Met betrekking tot de aard en omvang van het nadeel/de schade als gevolg van het ploeg- en omzetverbod overweegt de rechtbank als volgt.
5.10.
De Staat heeft zich (primair) op het standpunt gesteld dat [eiseressen] de gestelde schade niet lijden als gevolg van het ploeg- en omzetverbod maar als gevolg van het aanvragen en ontvangen van inkomenssteun.
5.11.
De rechtbank volgt de Staat niet in dit standpunt. Zoals namens de Staat ter zitting is verklaard, dient een landbouwer, om inkomenssteun te kunnen ontvangen, al zijn landbouwgrond op te geven. Dit betekent dat, als [eiseressen] enig nadeel van het ploeg- en omzetverbod zouden willen vermijden, zij in de visie van de Staat geen enkele inkomenssteun zouden moeten aanvragen. Dat kan van [eiseressen] niet worden verlangd, in het bijzonder nu een aanzienlijk deel van hun landbouwgronden niet uit blijvend grasland bestaat.
5.12.
De Staat heeft verder onder meer aangevoerd dat [eiseressen] vanaf mei 2020 op grond van artikel 2.15 lid 3 Uitvoeringsregeling een ontheffing van het ploeg- en omzetverbod hadden kunnen aanvragen. Bij de mondelinge behandeling van het geschil is gebleken dat van deze mogelijkheid landelijk maar één keer gebruik is gemaakt en dat de ontheffingsmogelijkheid onder het vanaf 1 januari 2023 geldende GLB wordt geschrapt, waarbij kennelijk een rol speelt dat aan bepaalde voorwaarden die worden gesteld om voor de ontheffing in aanmerking te komen, in de praktijk vrijwel nooit kan worden voldaan. Dit leidt de rechtbank tot het oordeel dat van [eiseressen] niet had mogen worden verwacht dat zij (ter beperking van de schade) een ontheffing zouden hebben aangevraagd.
5.13.
[eiseressen] hebben ter onderbouwing van het nadeel/de schade ook gesteld dat zij, als zij het ploeg- en omzetverbod (opzettelijk) zouden schenden, ingevolge artikel 40 Vo. 640/2014 in dat jaar 20% minder inkomenssteun zouden ontvangen en dat bij herhaling van de overtreding de korting zou kunnen oplopen tot 100%. Daartegenover heeft de Staat aangevoerd dat een landbouwer die het verbod schendt, uitsluitend wordt gekort op de vergroeningspremie voor dat jaar, zodat het nadeel veel beperkter is dan waarvan [eiseressen] uitgaan.
5.14.
Nadat bij de mondelinge behandeling op dit punt onduidelijkheid bleef bestaan, heeft de rechtbank de zitting geschorst om de Staat de gelegenheid te bieden intern navraag te doen.
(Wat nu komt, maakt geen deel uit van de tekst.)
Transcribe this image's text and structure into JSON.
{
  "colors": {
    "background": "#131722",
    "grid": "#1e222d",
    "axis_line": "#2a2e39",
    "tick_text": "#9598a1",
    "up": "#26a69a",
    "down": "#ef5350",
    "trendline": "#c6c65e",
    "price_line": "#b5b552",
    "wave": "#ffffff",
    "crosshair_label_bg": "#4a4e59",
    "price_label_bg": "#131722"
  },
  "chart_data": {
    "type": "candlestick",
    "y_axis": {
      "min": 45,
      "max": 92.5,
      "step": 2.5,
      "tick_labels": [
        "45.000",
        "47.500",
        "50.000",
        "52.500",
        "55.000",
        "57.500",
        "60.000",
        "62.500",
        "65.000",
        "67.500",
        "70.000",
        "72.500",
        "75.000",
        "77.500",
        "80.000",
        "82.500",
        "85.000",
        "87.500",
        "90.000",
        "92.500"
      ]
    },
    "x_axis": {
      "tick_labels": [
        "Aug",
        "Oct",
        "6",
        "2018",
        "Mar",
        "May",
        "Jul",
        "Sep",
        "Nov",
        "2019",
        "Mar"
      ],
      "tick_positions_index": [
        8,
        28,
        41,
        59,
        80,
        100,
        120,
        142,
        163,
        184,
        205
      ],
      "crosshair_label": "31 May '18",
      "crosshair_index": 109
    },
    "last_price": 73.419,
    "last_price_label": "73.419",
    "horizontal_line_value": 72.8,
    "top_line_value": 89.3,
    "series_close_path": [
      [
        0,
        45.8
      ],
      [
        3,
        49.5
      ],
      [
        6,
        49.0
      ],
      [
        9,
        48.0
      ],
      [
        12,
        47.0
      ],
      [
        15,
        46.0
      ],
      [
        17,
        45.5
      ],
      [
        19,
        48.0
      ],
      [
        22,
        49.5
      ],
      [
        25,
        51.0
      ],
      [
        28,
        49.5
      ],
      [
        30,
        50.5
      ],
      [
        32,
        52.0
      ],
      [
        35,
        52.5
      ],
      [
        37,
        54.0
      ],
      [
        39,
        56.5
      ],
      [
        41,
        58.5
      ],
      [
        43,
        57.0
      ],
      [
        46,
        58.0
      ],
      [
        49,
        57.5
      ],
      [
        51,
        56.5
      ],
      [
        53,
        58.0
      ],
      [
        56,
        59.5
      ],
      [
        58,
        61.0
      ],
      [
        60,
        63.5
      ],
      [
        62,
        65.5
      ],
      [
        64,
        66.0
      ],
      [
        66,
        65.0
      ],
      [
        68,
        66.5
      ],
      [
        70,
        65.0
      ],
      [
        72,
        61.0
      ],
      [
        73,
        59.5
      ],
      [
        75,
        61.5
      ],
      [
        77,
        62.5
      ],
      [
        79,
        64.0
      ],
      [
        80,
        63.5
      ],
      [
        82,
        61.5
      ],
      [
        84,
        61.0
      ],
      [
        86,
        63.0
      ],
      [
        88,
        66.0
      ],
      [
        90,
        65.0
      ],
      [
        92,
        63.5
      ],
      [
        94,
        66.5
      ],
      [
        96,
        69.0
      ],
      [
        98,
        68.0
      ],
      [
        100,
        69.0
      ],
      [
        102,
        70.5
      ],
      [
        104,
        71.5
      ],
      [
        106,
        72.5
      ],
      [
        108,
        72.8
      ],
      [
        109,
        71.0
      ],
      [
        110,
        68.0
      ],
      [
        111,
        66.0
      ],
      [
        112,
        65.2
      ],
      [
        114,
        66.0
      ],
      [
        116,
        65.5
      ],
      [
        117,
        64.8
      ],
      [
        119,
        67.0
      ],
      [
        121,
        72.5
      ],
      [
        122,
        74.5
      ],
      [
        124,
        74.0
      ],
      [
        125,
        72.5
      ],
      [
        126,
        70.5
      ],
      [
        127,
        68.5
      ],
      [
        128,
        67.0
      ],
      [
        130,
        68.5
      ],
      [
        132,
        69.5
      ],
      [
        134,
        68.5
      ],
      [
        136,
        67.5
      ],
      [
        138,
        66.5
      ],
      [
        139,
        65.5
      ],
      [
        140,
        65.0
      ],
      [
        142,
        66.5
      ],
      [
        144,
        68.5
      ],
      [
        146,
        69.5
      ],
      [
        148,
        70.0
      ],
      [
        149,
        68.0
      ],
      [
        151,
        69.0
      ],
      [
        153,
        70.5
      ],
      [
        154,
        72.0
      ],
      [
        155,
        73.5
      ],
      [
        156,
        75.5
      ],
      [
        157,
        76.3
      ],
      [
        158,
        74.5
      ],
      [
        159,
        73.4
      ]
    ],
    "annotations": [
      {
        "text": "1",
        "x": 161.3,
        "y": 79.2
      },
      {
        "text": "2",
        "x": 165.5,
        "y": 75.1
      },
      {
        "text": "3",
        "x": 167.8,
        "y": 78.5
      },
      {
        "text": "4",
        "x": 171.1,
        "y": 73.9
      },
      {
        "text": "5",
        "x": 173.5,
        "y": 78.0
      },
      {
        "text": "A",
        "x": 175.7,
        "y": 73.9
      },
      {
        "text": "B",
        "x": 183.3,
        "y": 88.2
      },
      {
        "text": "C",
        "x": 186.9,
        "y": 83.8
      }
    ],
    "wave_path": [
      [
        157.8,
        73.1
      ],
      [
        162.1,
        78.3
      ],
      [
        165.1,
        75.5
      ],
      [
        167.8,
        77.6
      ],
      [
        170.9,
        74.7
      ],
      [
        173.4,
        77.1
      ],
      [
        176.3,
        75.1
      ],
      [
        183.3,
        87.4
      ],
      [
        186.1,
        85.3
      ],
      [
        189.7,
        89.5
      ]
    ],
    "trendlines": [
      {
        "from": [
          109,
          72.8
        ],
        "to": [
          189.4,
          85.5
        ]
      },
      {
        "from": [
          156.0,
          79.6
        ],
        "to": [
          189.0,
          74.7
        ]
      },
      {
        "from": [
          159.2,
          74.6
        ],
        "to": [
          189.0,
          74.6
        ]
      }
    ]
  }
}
Naar aanleiding hiervan heeft de Staat vervolgens, samengevat, de volgende toelichting gegeven: titel II, hoofdstuk 4, Afdeling 3 van Vo. 640/2014 gaat over de vergroeningspremie. Uit artikel 25 lid 1 van de verordening volgt dat een overtreding van het ploeg- en omzetverbod leidt tot vermindering van de vergroeningspremie voor dat perceel en uit artikel 28 lid 1 van de verordening volgt dat het ook leidt tot een vermindering van de vergroeningspremie voor het overige blijvend grasland. Stel dat een landbouwer 100 ha. blijvend grasland heeft en 10 ha. wordt omgeploegd, dan wordt de vergroeningspremie verminderd over 30 ha. (10 + (2x10) = 30 ha.), zodat er dus een vergroeningspremie wordt toegekend over 70 ha. Uit artikel 27 lid 2 van de verordening volgt bovendien dat de vermindering van de vergroeningspremie nooit meer kan zijn dan wat aan premie zou kunnen worden ontvangen. De overtreding heeft dus geen gevolg voor de basisbetaling, die is geregeld in titel IV van de verordening, waartoe het door [eiseressen] genoemde artikel 40 behoort, aldus nog steeds de Staat.
5.15.
Indien deze uitleg van de Staat juist is, zijn de sancties die aan de niet-naleving van het omzet- en ploegverbod zijn verbonden, minder ingrijpend dan [eiseressen] in deze procedure hebben gesteld. Die constatering is in het kader van deze procedure echter slechts in beperkte mate van belang, omdat bezwaarlijk van [eiseressen] kan worden verlangd dat zij het omzet- en ploegverbod naast zich neerleggen indien de sancties op de niet-naleving ervan (mogelijk) lager uitvallen dan het financiële nadeel dat zij lijden als zij zich aan het verbod houden. De rechtbank acht wel van belang dat uit het voorgaande blijkt dat er een rechtstreeks verband bestaat tussen de naleving van het omzet- en ploegverbod en de aanspraken die op de vergroeningspremie kunnen worden gemaakt. Dat sluit aan bij de doelstelling van Vo. 1307/2013 om klimaat- en milieuvriendelijke landbouwpraktijken, zoals het in stand houden van bestaand blijvend grasland, te bevorderen en financieel te ondersteunen. Tegen die achtergrond is de vergroeningspremie mede te begrijpen als een vorm van compensatie voor de beperkingen die voor dergelijke landbouwpraktijken, waaronder het omzet- en ploegverbod, gelden. Dit leidt tot de conclusie dat de vergroeningspremie moet worden aangemerkt als een voordeel voor [eiseressen] dat bij de vraag of het omzet- en ploegverbod een abnormale last oplevert, moet worden meegewogen.
5.16.
De Staat heeft met betrekking tot de schaderapporten onder meer aangevoerd dat deze rapporten gedateerd zijn en dat de door [eiseressen] gevorderde vergoeding een veelvoud is van de berekende schade. Het verschil wordt volgens [eiseressen] verklaard door de kapitalisatiefactor die is toegepast op de in de rapporten berekende schade per jaar.
5.17.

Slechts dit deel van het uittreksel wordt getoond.